I did an experiment:

  • I create a Track Preset for Reaktor with My_Ensemble_01.ens loaded
  • I check that I can Add Track using that Track Preset
  • I close Cubase, open Reaktor, load My_Ensemble_01.ens, and make a change to it and save the change in my Reaktor User Library (nothing to do with Cubase, Reaktor’s own Library)
  • I close Reaktor, open Cubase, and again Add Track using the same Track Preset
  • The track appears, but contains the changed version of the ensemble

What’s happening is: the Track Preset doesn’t contain all the ensemble configuration and data; instead, the Track Preset simply contains the info “In this preset, Reaktor is loaded up with the ensemble file stored at My/Reaktor/Library/Sample-Mangling/My_Mangling_Ensemble_01.ens

This has implications.

If you rename, move or delete an Reaktor ensemble that’s referenced in a Cubase track preset, your preset breaks: the track is added, and contains Reaktor, but Reaktor shows an error: Ensemble not found.

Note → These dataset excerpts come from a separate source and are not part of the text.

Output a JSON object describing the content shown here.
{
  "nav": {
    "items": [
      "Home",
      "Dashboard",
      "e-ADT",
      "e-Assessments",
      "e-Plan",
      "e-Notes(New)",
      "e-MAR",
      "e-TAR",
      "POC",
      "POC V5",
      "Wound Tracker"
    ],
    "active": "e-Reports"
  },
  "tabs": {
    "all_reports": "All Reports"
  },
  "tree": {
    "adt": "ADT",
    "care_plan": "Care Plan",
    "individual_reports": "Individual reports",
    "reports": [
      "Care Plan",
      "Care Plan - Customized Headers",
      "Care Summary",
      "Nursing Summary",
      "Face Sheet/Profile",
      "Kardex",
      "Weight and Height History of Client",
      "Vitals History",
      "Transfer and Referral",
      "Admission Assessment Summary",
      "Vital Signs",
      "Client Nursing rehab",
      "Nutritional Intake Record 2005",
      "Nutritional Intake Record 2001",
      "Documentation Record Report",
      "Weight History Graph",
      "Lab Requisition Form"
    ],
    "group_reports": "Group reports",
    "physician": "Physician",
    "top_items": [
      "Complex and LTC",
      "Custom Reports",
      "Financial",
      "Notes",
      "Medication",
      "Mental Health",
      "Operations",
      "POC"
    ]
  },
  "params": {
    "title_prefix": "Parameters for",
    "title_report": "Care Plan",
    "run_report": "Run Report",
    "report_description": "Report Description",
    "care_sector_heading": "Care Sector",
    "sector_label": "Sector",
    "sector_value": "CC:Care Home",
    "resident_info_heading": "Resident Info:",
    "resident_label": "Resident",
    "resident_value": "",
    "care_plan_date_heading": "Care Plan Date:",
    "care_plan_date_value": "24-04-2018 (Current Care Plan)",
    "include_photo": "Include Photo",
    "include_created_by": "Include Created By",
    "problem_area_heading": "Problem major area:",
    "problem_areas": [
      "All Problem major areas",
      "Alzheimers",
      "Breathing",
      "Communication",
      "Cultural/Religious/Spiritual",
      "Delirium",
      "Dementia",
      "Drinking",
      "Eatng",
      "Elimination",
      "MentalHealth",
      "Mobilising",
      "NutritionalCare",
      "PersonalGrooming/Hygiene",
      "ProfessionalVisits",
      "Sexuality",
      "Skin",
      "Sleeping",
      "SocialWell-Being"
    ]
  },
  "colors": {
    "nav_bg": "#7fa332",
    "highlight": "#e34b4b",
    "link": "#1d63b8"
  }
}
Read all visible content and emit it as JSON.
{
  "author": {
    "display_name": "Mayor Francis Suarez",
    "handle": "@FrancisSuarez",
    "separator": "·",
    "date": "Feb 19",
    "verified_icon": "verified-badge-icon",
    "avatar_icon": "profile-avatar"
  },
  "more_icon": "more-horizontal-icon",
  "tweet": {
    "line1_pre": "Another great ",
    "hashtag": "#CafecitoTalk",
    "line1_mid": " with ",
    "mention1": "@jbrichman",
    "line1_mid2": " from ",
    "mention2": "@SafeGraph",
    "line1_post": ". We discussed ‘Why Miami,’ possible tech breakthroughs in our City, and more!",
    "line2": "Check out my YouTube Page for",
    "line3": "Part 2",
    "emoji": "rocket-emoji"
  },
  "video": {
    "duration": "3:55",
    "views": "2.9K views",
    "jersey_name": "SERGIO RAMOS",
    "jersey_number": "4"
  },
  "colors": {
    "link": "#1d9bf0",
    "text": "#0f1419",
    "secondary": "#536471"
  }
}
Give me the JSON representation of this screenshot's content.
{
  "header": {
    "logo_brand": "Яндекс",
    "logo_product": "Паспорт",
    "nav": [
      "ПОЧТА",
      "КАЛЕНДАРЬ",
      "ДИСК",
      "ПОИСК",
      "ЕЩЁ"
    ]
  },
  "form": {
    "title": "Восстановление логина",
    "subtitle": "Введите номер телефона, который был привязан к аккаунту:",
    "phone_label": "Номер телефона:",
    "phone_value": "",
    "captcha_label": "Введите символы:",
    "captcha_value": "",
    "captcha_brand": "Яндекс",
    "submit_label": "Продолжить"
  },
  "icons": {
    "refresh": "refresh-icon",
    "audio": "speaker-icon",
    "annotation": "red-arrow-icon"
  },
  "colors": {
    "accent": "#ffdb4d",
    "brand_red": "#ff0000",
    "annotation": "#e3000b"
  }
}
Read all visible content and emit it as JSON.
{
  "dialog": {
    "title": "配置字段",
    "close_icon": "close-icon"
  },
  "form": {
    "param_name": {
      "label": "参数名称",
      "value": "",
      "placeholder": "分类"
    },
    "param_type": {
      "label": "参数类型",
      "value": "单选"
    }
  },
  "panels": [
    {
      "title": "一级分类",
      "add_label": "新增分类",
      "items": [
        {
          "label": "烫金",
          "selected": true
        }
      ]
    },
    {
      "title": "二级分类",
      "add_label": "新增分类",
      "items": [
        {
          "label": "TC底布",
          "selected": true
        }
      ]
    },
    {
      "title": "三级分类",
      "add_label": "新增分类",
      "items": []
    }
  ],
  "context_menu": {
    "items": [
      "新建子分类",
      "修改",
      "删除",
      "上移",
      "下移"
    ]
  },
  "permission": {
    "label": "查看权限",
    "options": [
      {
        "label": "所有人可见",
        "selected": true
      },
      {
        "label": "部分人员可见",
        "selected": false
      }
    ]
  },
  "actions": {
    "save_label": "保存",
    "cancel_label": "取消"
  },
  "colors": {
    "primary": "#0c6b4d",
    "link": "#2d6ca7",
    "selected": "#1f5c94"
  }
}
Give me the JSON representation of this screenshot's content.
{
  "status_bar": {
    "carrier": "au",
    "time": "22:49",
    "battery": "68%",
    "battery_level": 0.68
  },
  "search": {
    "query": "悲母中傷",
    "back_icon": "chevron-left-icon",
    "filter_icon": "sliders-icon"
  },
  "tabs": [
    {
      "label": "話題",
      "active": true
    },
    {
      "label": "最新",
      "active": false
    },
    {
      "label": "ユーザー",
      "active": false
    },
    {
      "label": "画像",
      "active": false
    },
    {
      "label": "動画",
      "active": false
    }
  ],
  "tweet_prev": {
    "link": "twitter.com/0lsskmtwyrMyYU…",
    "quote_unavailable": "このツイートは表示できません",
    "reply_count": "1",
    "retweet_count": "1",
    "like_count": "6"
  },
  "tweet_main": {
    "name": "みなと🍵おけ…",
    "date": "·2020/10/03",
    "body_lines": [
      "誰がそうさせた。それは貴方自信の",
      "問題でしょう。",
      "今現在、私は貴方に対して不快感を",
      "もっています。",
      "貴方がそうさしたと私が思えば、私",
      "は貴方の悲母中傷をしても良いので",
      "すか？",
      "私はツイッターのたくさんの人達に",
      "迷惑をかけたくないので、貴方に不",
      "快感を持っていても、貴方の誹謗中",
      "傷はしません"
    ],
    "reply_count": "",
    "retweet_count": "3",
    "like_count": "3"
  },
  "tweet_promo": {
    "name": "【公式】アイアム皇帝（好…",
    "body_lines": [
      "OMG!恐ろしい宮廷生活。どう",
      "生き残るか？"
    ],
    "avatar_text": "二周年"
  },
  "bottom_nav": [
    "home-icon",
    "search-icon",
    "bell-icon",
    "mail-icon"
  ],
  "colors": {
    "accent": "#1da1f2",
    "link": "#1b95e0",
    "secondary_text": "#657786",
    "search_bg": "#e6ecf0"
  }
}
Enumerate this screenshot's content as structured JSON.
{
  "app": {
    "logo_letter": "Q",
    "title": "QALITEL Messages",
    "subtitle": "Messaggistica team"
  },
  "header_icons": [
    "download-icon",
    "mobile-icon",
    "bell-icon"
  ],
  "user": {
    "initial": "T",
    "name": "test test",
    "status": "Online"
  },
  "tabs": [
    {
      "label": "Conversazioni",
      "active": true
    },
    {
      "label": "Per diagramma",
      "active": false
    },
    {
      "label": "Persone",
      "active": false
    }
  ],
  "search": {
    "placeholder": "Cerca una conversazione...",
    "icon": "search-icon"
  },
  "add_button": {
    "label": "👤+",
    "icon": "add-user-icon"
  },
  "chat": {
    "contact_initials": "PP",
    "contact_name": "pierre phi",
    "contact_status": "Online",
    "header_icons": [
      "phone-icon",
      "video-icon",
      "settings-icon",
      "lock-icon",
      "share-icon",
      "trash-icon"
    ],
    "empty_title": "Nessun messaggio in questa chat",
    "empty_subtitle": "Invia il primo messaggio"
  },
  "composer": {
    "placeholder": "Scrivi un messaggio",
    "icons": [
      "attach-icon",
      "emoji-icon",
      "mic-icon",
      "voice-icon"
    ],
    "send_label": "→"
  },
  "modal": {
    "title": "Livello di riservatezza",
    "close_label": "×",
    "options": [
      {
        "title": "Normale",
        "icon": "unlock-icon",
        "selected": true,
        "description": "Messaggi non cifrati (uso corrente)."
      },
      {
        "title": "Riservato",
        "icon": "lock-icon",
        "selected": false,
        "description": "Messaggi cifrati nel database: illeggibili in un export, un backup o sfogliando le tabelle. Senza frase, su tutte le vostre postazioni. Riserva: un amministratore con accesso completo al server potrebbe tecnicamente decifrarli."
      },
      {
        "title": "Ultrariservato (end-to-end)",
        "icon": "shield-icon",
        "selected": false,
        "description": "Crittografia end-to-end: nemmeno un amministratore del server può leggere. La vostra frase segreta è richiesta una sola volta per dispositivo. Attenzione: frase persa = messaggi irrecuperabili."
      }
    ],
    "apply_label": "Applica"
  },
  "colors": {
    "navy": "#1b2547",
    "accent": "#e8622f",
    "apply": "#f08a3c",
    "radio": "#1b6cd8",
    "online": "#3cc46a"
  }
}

Similarly, if you make meaningful changes to an ensemble in Reaktor, when you’ve saved a Cubase Track Preset based on Reaktor running that specific ensemble file, the track preset will inherit those changes.

More subtlely… inside an ensemble, Reaktor lets you save snapshots of the whole ensemble, or of individual instruments. It’s a bit like saving virtual instrument presets… but they’re inside of the ensemble file. Now, if you:

  • Add a Cubase track to a project, using a Track Preset that features Reaktor running the master version of My_Mangling_Ensemble_01.ens (the version in your Reaktor User Library)
  • Save your Cubase project
  • Weeks later, open the same ensemble file in Reaktor itself; delete a snapshot that happens to be the one used in the Cubase project; and programme and save a totally different snapshot, saving it into the ensemble file
  • Re-open your Cubase project

Well, if you used the master version of the ensemble, your Cubase project might sound totally different, because it’s now using the updated version of the snapshot.

So… remember the “Save to Host” button in Reaktor, that’s visible when you load Reaktor as a plugin in a DAW? Well… that button becomes active when you make a change to plugin-Reaktor’s ensemble; and when you click the button, you save a copy of the ensemble into your Cubase project folder somewhere (I make a folder I usually call “Patches”), and that becomes the ensemble file for the plugin version of Reaktor.

So you’ll need to remember to use that button whenever you add a track based on Reaktor as a VST plugin, with a pre-loaded ensemble.

AND you’ll need to be aware an cautious, to avoid messing up your Cubase track presets by editing Reaktor ensembles outside of Cubase.